La protection intellectuelle à l’aune des algorithmes et du numérique

Aujourd’hui, personne ne peut passer à côté de l’ère numérique. Cependant, il existe un certain manque de sensibilisation des entreprises concernant la protection de leurs inventions ou savoir-faire numériques.

Les entreprises peuvent bénéficier de la protection par le droit d’auteur, par le brevet ou par le secret de leurs inventions incluant des algorithmes, ou encore des logiciels.

 

Le droit d’auteur, une protection efficace en théorie

 

Le droit d’auteur protège des œuvres littéraires, des créations musicales, graphiques et plastiques, mais aussi des logiciels, des créations de mode… Son champ d’action est plutôt large. Néanmoins, il ne protège pas les idées ou les concepts.

C’est un droit qui s’acquiert du fait même de la création de l’œuvre, mais celle-ci doit être originale, c’est-à-dire qu’elle doit porter la marque de la personnalité de son auteur. De plus, ce dernier doit être en mesure d’apporter la preuve de la date à laquelle son œuvre a été créée en cas de litige.

Alors que l’algorithme du logiciel est protégé par le droit d’auteur, il ne peut être breveté, conformément au Code de la propriété intellectuelle. Solution qui apporte son lot de critiques : pour certains, le droit d’auteur ne serait pas assez protecteur car il n’offre aucune protection contre la copie, et pour d’autres, le droit d’auteur serait un frein à la créativité numérique.

L’autre faiblesse de la protection par le droit d’auteur serait la preuve de l’originalité, de l’empreinte de la personnalité de l’auteur du code informatique car ce n’est qu’une succession de formules mathématiques.

Néanmoins, la protection par le droit d’auteur présente quelques avantages : la simplicité de la procédure car elle ne requiert aucun enregistrement ou dépôt, la protection est donc automatique.
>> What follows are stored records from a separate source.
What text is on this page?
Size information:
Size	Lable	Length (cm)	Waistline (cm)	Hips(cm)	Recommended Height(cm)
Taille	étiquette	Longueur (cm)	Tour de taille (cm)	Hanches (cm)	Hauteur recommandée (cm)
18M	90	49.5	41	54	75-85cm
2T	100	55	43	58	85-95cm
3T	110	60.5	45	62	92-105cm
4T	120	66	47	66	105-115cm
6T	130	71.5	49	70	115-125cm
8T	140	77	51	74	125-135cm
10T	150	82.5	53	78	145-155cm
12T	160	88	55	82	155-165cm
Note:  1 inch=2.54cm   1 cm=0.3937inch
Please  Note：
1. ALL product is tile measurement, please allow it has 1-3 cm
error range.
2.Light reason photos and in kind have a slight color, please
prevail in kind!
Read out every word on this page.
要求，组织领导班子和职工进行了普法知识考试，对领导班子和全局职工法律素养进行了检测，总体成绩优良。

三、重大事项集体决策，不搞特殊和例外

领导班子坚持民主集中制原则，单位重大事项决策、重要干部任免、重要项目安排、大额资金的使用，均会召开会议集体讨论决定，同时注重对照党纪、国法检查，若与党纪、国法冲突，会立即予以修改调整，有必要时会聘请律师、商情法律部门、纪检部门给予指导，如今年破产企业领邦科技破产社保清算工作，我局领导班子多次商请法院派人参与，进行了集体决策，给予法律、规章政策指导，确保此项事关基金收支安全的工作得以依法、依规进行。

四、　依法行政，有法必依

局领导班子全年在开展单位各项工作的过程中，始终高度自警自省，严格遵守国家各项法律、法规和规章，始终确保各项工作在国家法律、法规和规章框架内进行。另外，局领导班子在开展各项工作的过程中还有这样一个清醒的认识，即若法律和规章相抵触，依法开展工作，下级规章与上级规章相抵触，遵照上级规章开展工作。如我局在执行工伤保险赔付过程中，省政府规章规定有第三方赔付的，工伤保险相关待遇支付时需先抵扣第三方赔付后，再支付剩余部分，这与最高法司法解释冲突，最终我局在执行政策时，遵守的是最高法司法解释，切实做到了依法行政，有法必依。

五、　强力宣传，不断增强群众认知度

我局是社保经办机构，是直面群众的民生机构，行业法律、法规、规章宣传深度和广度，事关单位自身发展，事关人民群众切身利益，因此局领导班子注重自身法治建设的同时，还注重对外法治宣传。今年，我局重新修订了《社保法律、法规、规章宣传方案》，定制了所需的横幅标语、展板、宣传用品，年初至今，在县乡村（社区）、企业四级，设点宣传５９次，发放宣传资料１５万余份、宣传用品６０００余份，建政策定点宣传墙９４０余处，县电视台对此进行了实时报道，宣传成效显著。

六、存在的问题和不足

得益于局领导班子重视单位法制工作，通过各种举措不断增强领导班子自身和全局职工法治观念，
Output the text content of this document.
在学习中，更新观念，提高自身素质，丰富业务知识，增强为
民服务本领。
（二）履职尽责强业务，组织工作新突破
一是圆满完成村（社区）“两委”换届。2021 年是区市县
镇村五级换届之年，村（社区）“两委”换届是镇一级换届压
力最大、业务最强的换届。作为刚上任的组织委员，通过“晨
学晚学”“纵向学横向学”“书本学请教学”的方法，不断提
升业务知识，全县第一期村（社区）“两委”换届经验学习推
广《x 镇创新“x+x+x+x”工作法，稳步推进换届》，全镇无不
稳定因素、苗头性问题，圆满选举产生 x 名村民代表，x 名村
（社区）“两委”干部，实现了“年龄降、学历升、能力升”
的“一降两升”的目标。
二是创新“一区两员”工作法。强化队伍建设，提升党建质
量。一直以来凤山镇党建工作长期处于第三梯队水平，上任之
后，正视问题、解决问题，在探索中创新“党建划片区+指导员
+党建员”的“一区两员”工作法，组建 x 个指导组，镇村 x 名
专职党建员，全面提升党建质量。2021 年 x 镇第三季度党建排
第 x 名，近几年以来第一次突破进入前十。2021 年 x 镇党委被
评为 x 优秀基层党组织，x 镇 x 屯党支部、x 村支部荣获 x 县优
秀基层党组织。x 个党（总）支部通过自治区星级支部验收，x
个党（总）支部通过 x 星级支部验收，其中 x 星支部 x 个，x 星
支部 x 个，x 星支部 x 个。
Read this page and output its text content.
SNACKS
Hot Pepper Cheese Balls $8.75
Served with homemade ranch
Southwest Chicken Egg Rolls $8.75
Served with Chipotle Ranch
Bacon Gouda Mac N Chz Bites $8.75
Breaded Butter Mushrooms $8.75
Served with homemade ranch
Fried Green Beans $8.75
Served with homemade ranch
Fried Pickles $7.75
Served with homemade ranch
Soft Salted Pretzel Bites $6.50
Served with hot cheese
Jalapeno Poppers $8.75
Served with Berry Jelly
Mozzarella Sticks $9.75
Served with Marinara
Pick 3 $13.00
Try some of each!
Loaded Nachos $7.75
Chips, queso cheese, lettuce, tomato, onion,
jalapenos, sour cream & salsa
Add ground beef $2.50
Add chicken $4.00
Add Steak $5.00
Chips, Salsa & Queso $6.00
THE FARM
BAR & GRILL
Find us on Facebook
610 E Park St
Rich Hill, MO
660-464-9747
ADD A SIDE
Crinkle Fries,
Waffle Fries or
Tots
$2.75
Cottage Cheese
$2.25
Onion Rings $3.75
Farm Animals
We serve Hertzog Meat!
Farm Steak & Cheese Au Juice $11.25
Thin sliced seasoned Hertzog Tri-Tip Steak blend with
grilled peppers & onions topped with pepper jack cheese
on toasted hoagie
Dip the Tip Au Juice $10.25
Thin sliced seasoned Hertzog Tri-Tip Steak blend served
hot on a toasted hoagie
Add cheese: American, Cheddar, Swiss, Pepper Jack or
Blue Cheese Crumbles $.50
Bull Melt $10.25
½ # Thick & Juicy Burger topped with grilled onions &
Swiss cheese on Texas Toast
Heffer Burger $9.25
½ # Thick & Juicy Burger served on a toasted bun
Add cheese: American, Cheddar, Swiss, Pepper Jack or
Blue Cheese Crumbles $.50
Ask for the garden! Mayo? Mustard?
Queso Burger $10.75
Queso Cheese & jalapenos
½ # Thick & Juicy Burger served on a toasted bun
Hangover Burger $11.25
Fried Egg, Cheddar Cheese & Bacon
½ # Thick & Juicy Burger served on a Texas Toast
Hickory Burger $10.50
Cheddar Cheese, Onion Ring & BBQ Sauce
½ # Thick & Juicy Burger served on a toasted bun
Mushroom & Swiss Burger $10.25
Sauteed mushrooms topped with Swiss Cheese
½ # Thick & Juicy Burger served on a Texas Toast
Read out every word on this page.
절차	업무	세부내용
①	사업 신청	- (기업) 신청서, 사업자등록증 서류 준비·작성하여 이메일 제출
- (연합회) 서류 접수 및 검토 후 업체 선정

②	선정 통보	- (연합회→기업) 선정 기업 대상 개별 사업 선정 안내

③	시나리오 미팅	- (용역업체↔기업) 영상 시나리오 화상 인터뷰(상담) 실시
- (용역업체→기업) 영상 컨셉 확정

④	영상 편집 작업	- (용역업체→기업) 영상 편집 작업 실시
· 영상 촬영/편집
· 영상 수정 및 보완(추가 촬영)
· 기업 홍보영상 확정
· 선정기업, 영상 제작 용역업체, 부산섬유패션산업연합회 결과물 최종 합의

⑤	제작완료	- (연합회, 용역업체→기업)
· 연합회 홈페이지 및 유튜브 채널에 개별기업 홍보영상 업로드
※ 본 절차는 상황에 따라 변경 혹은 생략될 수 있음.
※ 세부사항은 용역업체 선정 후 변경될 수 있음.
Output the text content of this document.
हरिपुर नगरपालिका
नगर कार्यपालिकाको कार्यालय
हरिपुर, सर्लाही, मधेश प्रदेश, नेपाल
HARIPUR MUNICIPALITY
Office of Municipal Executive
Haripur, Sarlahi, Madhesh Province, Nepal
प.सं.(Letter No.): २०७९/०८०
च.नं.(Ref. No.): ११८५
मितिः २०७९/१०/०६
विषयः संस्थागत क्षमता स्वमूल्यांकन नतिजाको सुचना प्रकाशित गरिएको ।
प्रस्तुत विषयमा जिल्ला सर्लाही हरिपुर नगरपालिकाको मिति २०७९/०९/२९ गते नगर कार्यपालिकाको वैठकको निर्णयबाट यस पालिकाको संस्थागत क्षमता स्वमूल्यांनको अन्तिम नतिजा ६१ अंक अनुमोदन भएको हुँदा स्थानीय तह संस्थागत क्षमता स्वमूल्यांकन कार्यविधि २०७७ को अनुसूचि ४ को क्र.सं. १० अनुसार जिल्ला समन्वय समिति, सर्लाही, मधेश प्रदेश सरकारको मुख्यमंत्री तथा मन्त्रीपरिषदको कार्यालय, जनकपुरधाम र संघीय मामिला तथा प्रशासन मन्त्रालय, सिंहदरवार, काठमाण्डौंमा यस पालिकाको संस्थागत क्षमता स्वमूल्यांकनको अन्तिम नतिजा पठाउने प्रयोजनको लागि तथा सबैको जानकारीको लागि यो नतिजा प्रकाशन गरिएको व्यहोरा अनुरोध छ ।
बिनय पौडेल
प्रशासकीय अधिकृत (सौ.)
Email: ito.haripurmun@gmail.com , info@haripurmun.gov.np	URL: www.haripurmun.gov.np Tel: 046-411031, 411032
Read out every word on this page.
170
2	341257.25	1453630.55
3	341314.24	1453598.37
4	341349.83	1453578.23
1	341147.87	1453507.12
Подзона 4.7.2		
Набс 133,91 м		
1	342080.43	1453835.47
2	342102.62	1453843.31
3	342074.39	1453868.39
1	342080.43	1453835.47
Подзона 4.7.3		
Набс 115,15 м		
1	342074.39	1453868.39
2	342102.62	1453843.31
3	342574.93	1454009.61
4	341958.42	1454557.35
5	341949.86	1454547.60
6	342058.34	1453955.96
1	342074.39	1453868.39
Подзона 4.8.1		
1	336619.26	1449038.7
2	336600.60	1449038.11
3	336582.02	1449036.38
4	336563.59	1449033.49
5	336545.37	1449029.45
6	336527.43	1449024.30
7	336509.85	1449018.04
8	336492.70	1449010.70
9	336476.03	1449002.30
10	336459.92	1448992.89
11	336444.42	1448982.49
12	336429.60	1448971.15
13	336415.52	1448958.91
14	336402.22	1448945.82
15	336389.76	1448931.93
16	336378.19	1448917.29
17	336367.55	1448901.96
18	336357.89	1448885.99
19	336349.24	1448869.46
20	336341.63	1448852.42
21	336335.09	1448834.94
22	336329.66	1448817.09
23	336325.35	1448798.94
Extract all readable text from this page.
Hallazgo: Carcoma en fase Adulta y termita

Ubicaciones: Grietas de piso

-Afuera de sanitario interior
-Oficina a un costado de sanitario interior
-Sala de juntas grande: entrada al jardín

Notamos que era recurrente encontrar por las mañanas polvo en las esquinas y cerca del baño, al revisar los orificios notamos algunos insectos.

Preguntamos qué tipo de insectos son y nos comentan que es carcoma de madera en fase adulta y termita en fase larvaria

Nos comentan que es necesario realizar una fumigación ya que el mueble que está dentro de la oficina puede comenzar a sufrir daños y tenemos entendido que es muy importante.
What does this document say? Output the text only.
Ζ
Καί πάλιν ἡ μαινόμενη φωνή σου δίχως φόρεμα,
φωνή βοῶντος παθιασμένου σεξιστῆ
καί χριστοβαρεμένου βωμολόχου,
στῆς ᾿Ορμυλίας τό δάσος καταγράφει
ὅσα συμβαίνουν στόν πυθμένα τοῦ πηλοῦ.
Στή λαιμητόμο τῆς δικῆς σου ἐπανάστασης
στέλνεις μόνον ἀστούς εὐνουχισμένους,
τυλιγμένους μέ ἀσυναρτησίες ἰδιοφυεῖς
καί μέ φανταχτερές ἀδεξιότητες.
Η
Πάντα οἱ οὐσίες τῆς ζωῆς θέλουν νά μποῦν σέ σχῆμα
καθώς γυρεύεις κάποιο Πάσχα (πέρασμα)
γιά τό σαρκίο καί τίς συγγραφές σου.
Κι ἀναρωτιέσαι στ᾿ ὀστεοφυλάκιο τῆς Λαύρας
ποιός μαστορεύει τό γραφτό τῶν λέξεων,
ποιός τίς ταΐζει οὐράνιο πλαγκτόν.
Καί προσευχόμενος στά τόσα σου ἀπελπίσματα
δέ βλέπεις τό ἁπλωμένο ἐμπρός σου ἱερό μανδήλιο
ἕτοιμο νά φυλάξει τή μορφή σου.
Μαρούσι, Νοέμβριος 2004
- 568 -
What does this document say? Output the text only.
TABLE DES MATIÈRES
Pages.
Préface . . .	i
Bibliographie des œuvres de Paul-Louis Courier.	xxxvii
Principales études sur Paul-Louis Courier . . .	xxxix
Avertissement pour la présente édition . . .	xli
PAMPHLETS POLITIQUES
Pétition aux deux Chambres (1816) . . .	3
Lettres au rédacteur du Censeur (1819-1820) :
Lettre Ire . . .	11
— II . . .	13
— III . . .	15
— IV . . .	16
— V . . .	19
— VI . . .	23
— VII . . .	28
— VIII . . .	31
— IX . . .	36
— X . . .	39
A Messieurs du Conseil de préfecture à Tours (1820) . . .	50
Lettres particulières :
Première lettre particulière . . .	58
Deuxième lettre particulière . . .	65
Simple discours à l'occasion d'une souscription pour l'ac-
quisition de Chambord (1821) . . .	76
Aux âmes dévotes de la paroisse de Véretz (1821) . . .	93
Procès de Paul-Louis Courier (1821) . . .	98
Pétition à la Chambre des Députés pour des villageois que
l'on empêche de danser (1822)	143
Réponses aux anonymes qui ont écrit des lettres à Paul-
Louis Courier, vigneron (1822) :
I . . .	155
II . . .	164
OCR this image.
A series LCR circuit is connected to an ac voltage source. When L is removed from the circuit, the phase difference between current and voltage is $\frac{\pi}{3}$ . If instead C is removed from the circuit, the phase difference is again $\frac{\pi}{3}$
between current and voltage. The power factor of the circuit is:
Cependant, ces avantages ne permettent pas la pleine reconnaissance du droit d’auteur comme une protection performante.

 

Le brevet, une protection sur le fond

 

Selon le Code de la propriété intellectuelle, dans son article L.611-10, « Ne sont pas considérées comme des inventions […] les découvertes ainsi que les théories scientifiques et les méthodes mathématiques […]. », les algorithmes, les codes informatiques et les logiciels en tant que tels étant considérés comme des méthodes mathématiques sont donc exclus de la protection par le brevet.

Néanmoins, il est possible de breveter l’invention contenant les codes informatiques ou algorithmes.

Cette protection par le brevet est soumise à plusieurs conditions, comme en matière de droit d’auteur. L’invention doit être nouvelle, doit impliquer une activité inventive et doit être susceptible d’application industrielle, comme le mentionne l’article L.611-10 du Code de la propriété intellectuelle dans son premier alinéa.

En matière de logiciels, il est impératif de faire attention aux exigences relatives à l’objet brevetable et à l’activité inventive qui ne sont pas évidents dans ce cas. Le brevet est uniquement délivré pour une invention décrite comme une solution à un problème technique. Il est donc important pour les entreprises de trouver une bonne invention contenant les codes informatiques et de bien formuler la demande de brevet, notamment dans la rubrique des « revendications » qui permettra alors d’éviter le rejet de la demande de brevet.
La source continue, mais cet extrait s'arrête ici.